ACT Genomics Co., Ltd.
Gynecol Oncol. 2019 Nov;155(2):275-279. doi: 10.1016/j.ygyno.2019.08.027. Epub 2019 Aug 31.
Clinical genetic testing to diagnose germline mutations often requires blood sample or saliva smear from a cancer-affected individual. This rules out testing in families when cancer-affected individuals are deceased. We explored the use of a next-generation sequencing (NGS) platform to diagnose germline pathogenic mutations from tumors.
Archival tumors (ovarian = 26, breast = 25, others = 9) were retrieved from 60 cancer patients who have undergone multi-gene panel blood testing. Genomic DNA was extracted and sequenced for BRCA1/2 using a NGS platform. 41/60 specimens were sequenced for 5 other genes (APC, ATM, PALB2, PTEN, TP53). Tumor testing and results interpretation were performed blinded to the blood test result.
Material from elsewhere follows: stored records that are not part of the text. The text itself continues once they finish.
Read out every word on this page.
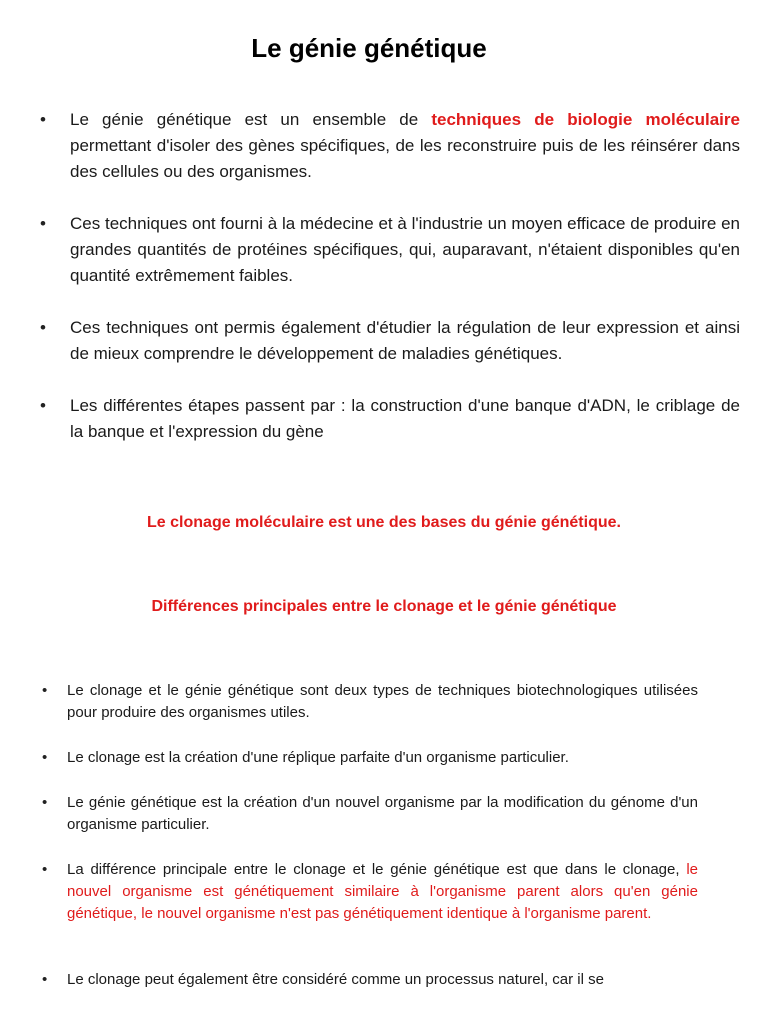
Le génie génétique
• Le génie génétique est un ensemble de techniques de biologie moléculaire permettant d'isoler des gènes spécifiques, de les reconstruire puis de les réinsérer dans des cellules ou des organismes.
• Ces techniques ont fourni à la médecine et à l'industrie un moyen efficace de produire en grandes quantités de protéines spécifiques, qui, auparavant, n'étaient disponibles qu'en quantité extrêmement faibles.
• Ces techniques ont permis également d'étudier la régulation de leur expression et ainsi de mieux comprendre le développement de maladies génétiques.
• Les différentes étapes passent par : la construction d'une banque d'ADN, le criblage de la banque et l'expression du gène

Le clonage moléculaire est une des bases du génie génétique.

Différences principales entre le clonage et le génie génétique

• Le clonage et le génie génétique sont deux types de techniques biotechnologiques utilisées pour produire des organismes utiles.
• Le clonage est la création d'une réplique parfaite d'un organisme particulier.
• Le génie génétique est la création d'un nouvel organisme par la modification du génome d'un organisme particulier.
• La différence principale entre le clonage et le génie génétique est que dans le clonage, le nouvel organisme est génétiquement similaire à l'organisme parent alors qu'en génie génétique, le nouvel organisme n'est pas génétiquement identique à l'organisme parent.
• Le clonage peut également être considéré comme un processus naturel, car il se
All 38 patients with no BRCA1/2 mutations on blood testing were correctly tested negative on tumor. Tumor testing correctly diagnosed BRCA1/2 pathogenic mutations in 15/22 (68%) patients while in 7/22 (32%) patients, the mutation was either detected but incorrectly classified as VUS (n = 3) or not detected at all (n = 4). Overall concordance rate for tumor and blood testing for BRCA1/2 mutations was 88%, with 0% false positive and 32% false negative rate for pathogenic mutations. Tumor testing correctly diagnosed 1/2 pathogenic germline ATM mutation, 1/1 pathogenic germline PALB2 mutation and 2/2 pathogenic germline TP53 mutations. False positive germline mutations were diagnosed in 4 genes at a rate of 2.4%-10.3% (APC = 2.4%, PALB2 = 2.4%, PTEN = 4.9%, TP53 = 10.3%).
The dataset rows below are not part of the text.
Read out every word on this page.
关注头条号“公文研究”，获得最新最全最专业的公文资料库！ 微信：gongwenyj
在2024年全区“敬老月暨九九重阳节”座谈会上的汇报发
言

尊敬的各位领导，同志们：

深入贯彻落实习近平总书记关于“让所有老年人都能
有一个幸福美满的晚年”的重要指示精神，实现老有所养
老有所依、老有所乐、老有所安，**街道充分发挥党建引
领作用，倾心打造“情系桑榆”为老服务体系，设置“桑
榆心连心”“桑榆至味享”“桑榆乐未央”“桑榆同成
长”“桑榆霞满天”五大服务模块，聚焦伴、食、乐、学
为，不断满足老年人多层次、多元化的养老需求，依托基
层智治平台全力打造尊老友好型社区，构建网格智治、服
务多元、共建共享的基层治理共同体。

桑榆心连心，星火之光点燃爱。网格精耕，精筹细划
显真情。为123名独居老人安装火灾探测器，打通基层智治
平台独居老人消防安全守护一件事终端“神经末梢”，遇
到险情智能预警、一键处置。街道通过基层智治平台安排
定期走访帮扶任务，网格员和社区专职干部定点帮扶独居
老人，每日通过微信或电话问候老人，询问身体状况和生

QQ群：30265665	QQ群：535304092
Tumor testing for BRCA1/2 germline mutations using an NGS platform is fairly reliable with no false positive findings, and correctly diagnosed more than two-thirds of pathogenic germline BRCA1/2 mutations. However, it is not reliable to diagnose pathogenic germline mutations in genes frequently mutated in sporadic cancers, such as PTEN and TP53.
临床基因检测诊断种系突变通常需要癌症患者的血液样本或唾液涂片。这排除了癌症患者去世的家庭进行检测的可能性。我们探索了使用下一代测序(NGS)平台从肿瘤中诊断种系致病性突变。
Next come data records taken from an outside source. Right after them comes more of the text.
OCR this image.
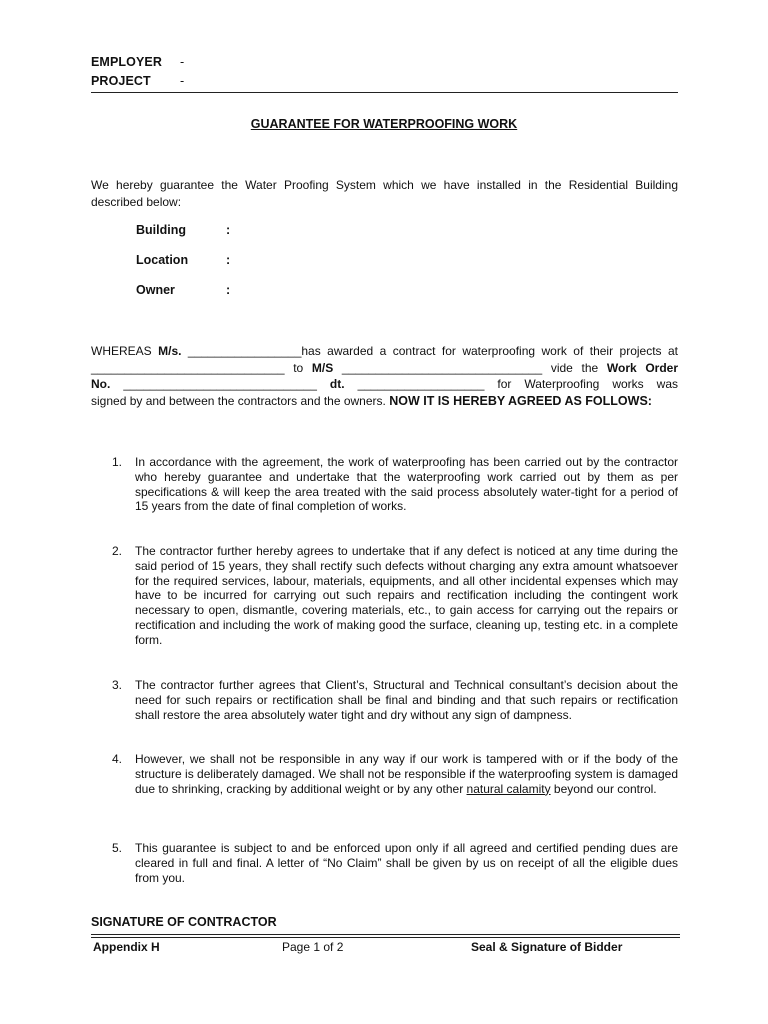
EMPLOYER -
PROJECT -
GUARANTEE FOR WATERPROOFING WORK
We hereby guarantee the Water Proofing System which we have installed in the Residential Building described below:
Building	:
Location	:
Owner	:
WHEREAS M/s. _________________has awarded a contract for waterproofing work of their projects at
_____________________________ to M/S ______________________________ vide the Work Order
No. _____________________________ dt. ___________________ for Waterproofing works was
signed by and between the contractors and the owners. NOW IT IS HEREBY AGREED AS FOLLOWS:
1. In accordance with the agreement, the work of waterproofing has been carried out by the contractor who hereby guarantee and undertake that the waterproofing work carried out by them as per specifications & will keep the area treated with the said process absolutely water-tight for a period of 15 years from the date of final completion of works.
2. The contractor further hereby agrees to undertake that if any defect is noticed at any time during the said period of 15 years, they shall rectify such defects without charging any extra amount whatsoever for the required services, labour, materials, equipments, and all other incidental expenses which may have to be incurred for carrying out such repairs and rectification including the contingent work necessary to open, dismantle, covering materials, etc., to gain access for carrying out the repairs or rectification and including the work of making good the surface, cleaning up, testing etc. in a complete form.
3. The contractor further agrees that Client’s, Structural and Technical consultant’s decision about the need for such repairs or rectification shall be final and binding and that such repairs or rectification shall restore the area absolutely water tight and dry without any sign of dampness.
4. However, we shall not be responsible in any way if our work is tampered with or if the body of the structure is deliberately damaged. We shall not be responsible if the waterproofing system is damaged due to shrinking, cracking by additional weight or by any other natural calamity beyond our control.
5. This guarantee is subject to and be enforced upon only if all agreed and certified pending dues are cleared in full and final. A letter of “No Claim” shall be given by us on receipt of all the eligible dues from you.
SIGNATURE OF CONTRACTOR
Appendix H	Page 1 of 2	Seal & Signature of Bidder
从接受多基因panel 血液检测的 60 名癌症患者中获取存档肿瘤(卵巢=26,乳腺=25,其他=9)。提取基因组 DNA 并使用 NGS 平台对 BRCA1/2 进行测序。41/60 个标本对 5 个其他基因(APC、ATM、PALB2、PTEN、TP53)进行测序。肿瘤检测和结果解释是在不了解血液检测结果的情况下进行的。
所有在血液检测中无 BRCA1/2 突变的 38 名患者在肿瘤检测中均正确地检测为阴性。肿瘤检测正确诊断出 22 名患者中的 15 名(68%)BRCA1/2 致病性突变,而在 7 名(32%)患者中,突变要么被检测到但错误地归类为 VUS(n=3),要么根本未被检测到(n=4)。BRCA1/2 突变的肿瘤和血液检测的总一致性率为 88%,致病性突变的假阳性率为 0%,假阴性率为 32%。肿瘤检测正确诊断出 1 种致病性种系 ATM 突变、1 种致病性种系 PALB2 突变和 2 种致病性种系 TP53 突变。在 4 个基因中诊断出假阳性种系突变,发生率为 2.4%-10.3%(APC=2.4%,PALB2=2.4%,PTEN=4.9%,TP53=10.3%)。
使用 NGS 平台对 BRCA1/2 种系突变进行肿瘤检测的可靠性较高,没有假阳性发现,正确诊断了超过三分之二的致病性种系 BRCA1/2 突变。然而,在经常发生散发性癌症突变的基因(如 PTEN 和 TP53)中诊断致病性种系突变并不可靠。